All of the foregoing is once again complicated by the presence of diagnosed, or misdiagnosed, illnesses. If a heretofore shy medicated depressed person suddenly becomes very sexually active, does this indicate that the person is suffering the collateral effects of the medication, or a perhaps a manic episode from previously undetected bipolar disorder?

And just how does the doctor go about determining which drugs to prescribe in what amounts. Pretty much trial and error.
“Did you feel better for the last couple of weeks?”
“Well, I think so…”
“Good, then we will up your dosage a bit and see if that helps more.”
Or, worse yet:
“No, I still feel depressed.”
“Ok, lets try something different then.”
There are no blood tests, no x-rays, no objective standard for determining if you *are* in fact getting better – only your ill, possibly misdiagnosed and improperly medicated brain to inform the doctor of you subjective feelings.

Changes to medications usually mean weaning you off the first drug and then slowly upping the next. This process can take weeks. If there is anything worse than starting the medications, it is weaning off of them. – dizziness, nausea, fatigue, confusion – all of these have happened to me while changing medications.

The only thing worse than the medications is to not have any medications. I must say, having finally found a good balance for myself that the collateral effects fade over time and the renewed ability to address life is worth the trouble. Despite all of my groaning and moaning, the long journey of finding the right medications has been worth it.

What does strike me as odd, however is the universal condemnation society places on those who have been prescribed these medications and refrain or refuse to take them.

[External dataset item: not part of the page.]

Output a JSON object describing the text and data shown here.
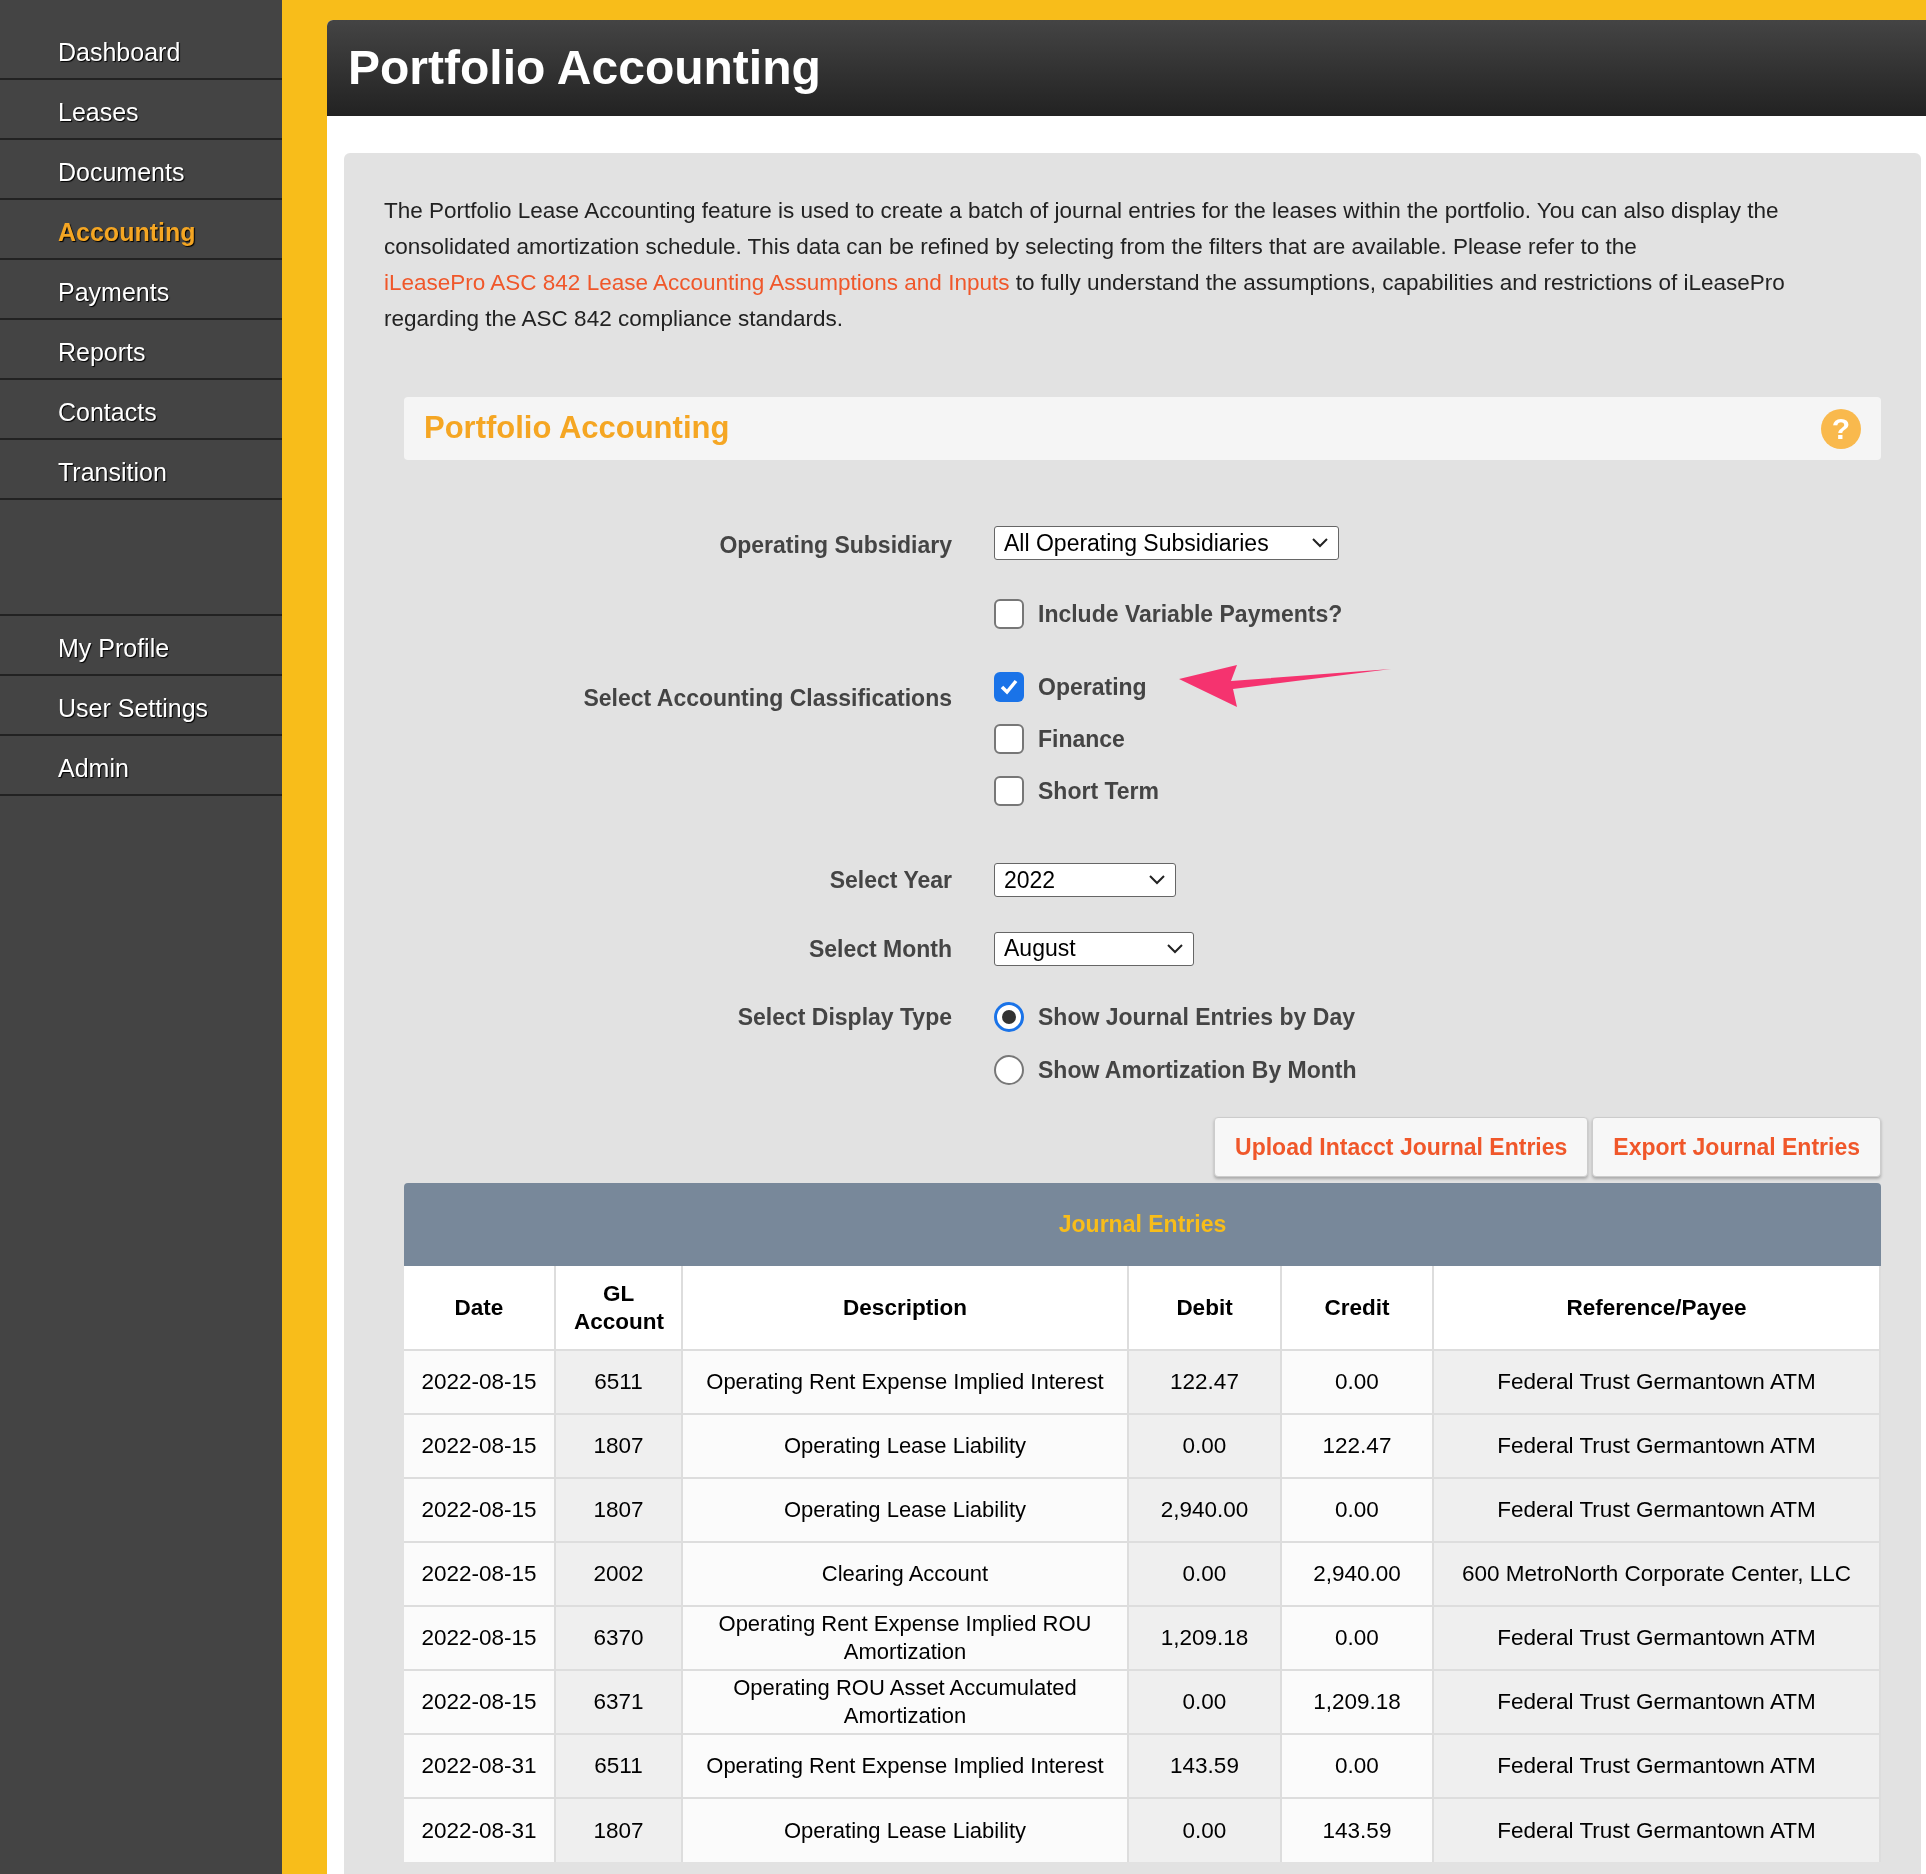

The person with a diseased heart who refuses medication or surgery and has a heart attack while driving, killing others, is not blamed – there is no mention in the popular press about this person’s irresponsible maintenance of health. Those diabetics who choose to eat themselves into an early grave and burden the insurance and medicare system getting self-propelled carts at “little or no expense” to them are rarely mentioned with ire, only sympathy. And yet if a mentally ill person does anything negative – from loosing a job to committing a murder – the first question asked is whether that person was on their medications. If the answer is “no” there is much wagging of heads and clucking of tongues by all, with perhaps the odd call to make sure that some further control is made on such people to keep them on their medications.

Medications: Damned if you do, committed if you don’t.